Oh snap. So Jared recently bartered his PS3 for a knife (+ cash) from Chef Brian Wong. Ok, this is not just any knife, this is a Watanabe 240mm White Steel Yanagi (sashimi knife), custom made from Japan. (Excuse the garish low quality website. It does not reflect the awesomeness that is this knife). For the fraction of the price of other knife makers, it is hard to beat the quality and craftsmanship of a Watanabe handmade knife. We always thought that the Shun knives I purchased for Jared over the years were pretty top notch (um atleast for my price range). But I think I'd describe those Shuns as dull in comparison! If you click on the photo above, you'll notice in the left photo at the blade there are flecks of sawdust. As we were carefully placing the knife for the photoshoot, I moved the blade forward ever so slowly and the slightest grazing of the blade started tearing into the wooden sheath (I really feel like calling it a scabbard. ha!). Yikes!

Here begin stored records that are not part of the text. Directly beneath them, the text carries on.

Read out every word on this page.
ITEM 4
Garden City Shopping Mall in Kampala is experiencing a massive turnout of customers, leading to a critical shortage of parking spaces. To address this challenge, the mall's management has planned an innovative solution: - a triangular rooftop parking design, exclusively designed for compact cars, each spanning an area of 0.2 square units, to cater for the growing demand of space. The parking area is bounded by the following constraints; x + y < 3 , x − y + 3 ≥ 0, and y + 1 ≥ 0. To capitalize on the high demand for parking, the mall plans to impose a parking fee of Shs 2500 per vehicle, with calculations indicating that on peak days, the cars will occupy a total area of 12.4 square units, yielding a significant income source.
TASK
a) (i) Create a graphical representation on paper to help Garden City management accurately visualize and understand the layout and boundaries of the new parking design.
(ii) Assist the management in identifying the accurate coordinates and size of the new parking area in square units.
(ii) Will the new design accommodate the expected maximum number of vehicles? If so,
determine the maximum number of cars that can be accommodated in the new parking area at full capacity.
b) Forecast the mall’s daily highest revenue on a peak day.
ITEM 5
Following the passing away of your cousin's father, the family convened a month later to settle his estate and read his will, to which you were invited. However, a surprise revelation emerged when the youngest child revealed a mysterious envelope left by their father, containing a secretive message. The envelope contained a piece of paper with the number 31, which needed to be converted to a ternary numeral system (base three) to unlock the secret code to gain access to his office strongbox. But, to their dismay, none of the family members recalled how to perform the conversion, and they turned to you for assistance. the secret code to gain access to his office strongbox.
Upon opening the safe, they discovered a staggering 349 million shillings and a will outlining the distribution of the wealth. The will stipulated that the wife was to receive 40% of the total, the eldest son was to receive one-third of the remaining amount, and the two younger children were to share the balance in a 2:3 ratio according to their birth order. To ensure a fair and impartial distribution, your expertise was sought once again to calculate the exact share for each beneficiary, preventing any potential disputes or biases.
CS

Now, onto the meal. What better way to start playing with this new sashimi knife than to start cutting some fish for sashimi! We stopped by Mitsuwa earlier in the day for a bowl of tonkotsu ramen for lunch and sushi grade fish for dinner. So for the final installment of our seafood weekend extravaganza, we picked up salmon, chu-toro (tuna), Suzuki sea bass and hamachi (yellowtail).
The knife sliced beautifully through the fish, and Jared was able to get paper thin slices of sashimi with ease. But come on, who wants to eat thin slices when eating sashimi, unless you are trying to feed 10 people with 1 small block of fish. :)
By no means is this the be all and end all of sashimi knives. There are knives that go from several hundred more to thousands of dollars! But for what we're willing to pay for a knife, it is safe to say that it is pretty awesome!
Not pictured were grilled salt cured salmon collar, grilled hamachi collar and grilled king oyster mushroom. More crab and bamboo was added to the rice after the shoot. It was another good night at the Zhao household.